Dari sisi Konteks: Apakah regulasi ini memang telah disesuaikan dengan keadaan sarana dan prasarana kesehatan yang tersedia di masing-masing daerah? Saya rasa UU SJSN dan BPJS belum tersinkronisasi dengan keadaan lapangan. Terlalu dipaksakan agar Indonesia mencapai Universal Health Coverage namun tanpa dukungan yang mumpuni, seperti fasilitas dan tenaga kesehatan yang belum merata dan mencukupi untuk membantu meningkatkan kesehatan masyarakat, yang notabene setiap daerah memiliki perbedaan kualitas dan kuantitas sarana dan prasarana kesehatan, serta faktor lain, seperti kondisi ekonomirakyat, demografi setiap daerah dan kemajuan teknologi kesehehatan yang ada di setiap daerah. Dari aspek konten (isi): apakah isi dari kebijakan sudah memang benar mewakili kondisi kesehatan rakyat sehingga perlu dibuat kebijakan untuk meningkatkan derajat kesehatan masyarakat di daerah yang berbeda-beda kemampuan pemenuhan kesehatan masyarakatnya? Jika penyusunan isi tidak melibatkan orang lapangan di bidang kesehatan, saya rasa isi dari kebijakan ini belum sepenuhnya siap untuk diimplementasikan.

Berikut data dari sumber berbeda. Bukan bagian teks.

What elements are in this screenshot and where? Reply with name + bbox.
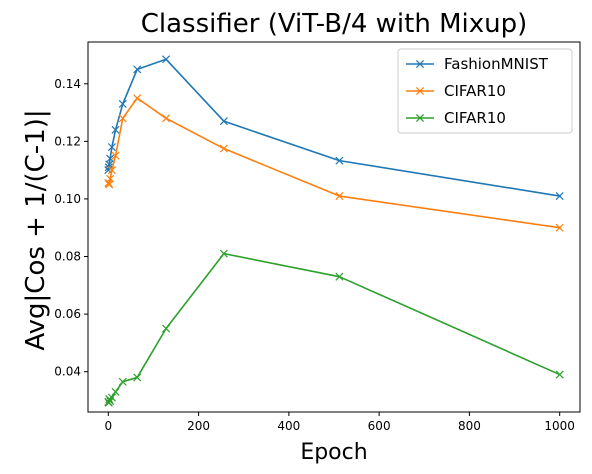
y-tick-label: 0.08 [54, 250, 81, 264]
data-point [118, 114, 127, 123]
data-point [104, 179, 113, 188]
data-point [555, 192, 564, 201]
data-point [118, 377, 127, 386]
data-point [219, 117, 228, 126]
legend-label: CIFAR10 [444, 82, 506, 100]
plot-frame [87, 41, 581, 413]
data-point [133, 373, 142, 382]
data-point [335, 272, 344, 281]
data-point [133, 65, 142, 74]
data-point [162, 324, 171, 333]
legend-entry: CIFAR10 [406, 109, 506, 127]
x-tick-label: 200 [187, 419, 210, 433]
legend-entry: FashionMNIST [406, 55, 549, 73]
plot-area: 0 200 400 600 800 1000 0.04 0.06 0.08 0.10 0.12 0.1… [54, 41, 581, 433]
legend-label: CIFAR10 [444, 109, 506, 127]
data-point [106, 174, 115, 183]
data-point [111, 125, 120, 134]
data-point [111, 151, 120, 160]
data-point [107, 393, 116, 402]
data-point [555, 223, 564, 232]
data-point [162, 55, 171, 64]
data-point [335, 192, 344, 201]
y-tick-label: 0.10 [54, 192, 81, 206]
x-tick-label: 0 [104, 419, 112, 433]
data-point [118, 99, 127, 108]
data-point [107, 143, 116, 152]
data-point [107, 166, 116, 175]
data-point [106, 154, 115, 163]
data-point [555, 370, 564, 379]
x-tick-label: 800 [458, 419, 481, 433]
legend-entry: CIFAR10 [406, 82, 506, 100]
data-point [162, 114, 171, 123]
data-point [219, 249, 228, 258]
data-point [111, 387, 120, 396]
x-tick-label: 1000 [544, 419, 575, 433]
y-tick-label: 0.06 [54, 307, 81, 321]
x-tick-label: 400 [277, 419, 300, 433]
data-point [335, 156, 344, 165]
data-point [219, 144, 228, 153]
x-tick-label: 600 [368, 419, 391, 433]
legend: FashionMNIST CIFAR10 CIFAR10 [397, 48, 573, 134]
series-line-3 [107, 252, 561, 404]
chart-title: Classifier (ViT-B/4 with Mixup) [141, 9, 527, 39]
legend-label: FashionMNIST [444, 55, 549, 73]
data-point [133, 94, 142, 103]
y-axis-label: Avg|Cos + 1/(C-1)| [21, 109, 51, 350]
legend-box [397, 48, 573, 134]
y-tick-label: 0.04 [54, 365, 81, 379]
x-axis-label: Epoch [300, 440, 367, 465]
y-tick-label: 0.12 [54, 134, 81, 148]
y-tick-label: 0.14 [54, 77, 81, 91]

Dari sisi proses: banyak permasalahan yang ditemukan dari program JKN, mungkin ini dikarenakan dari awal tidak melibatkan berbagai organisasi (seperti organisasi kesehatan) yang nantinya berperan aktif sebagai implementator pelayanan kesehatan, dari isi UU-nya, kemungkinan belum terlalu siap untuk diaplikasikan pada pelayanan kesehatan masyarakat. Sehingga hal ini berdampak pada munculnya berbagai masalah dalam implementasi JKN, antara lain:
1. Pengumpulan dana kurang cukup. BPJS mengalami kekurangan dana yang cukup berat, sekitar 4-5 triliun tiap tahunnya.
2. Sistem single pool terbukti menjadi penyebab masalah terpakainya dana PBI untuk peserta non-PBI yang relatif tidak miskin. Hal ini berarti subsidi salah alamat. Hal ini dikarenakan tidak adanya pemilahan untuk pemasukan dan pengeluaran dari masing-masing iuran, baik PBI maupun non PBI.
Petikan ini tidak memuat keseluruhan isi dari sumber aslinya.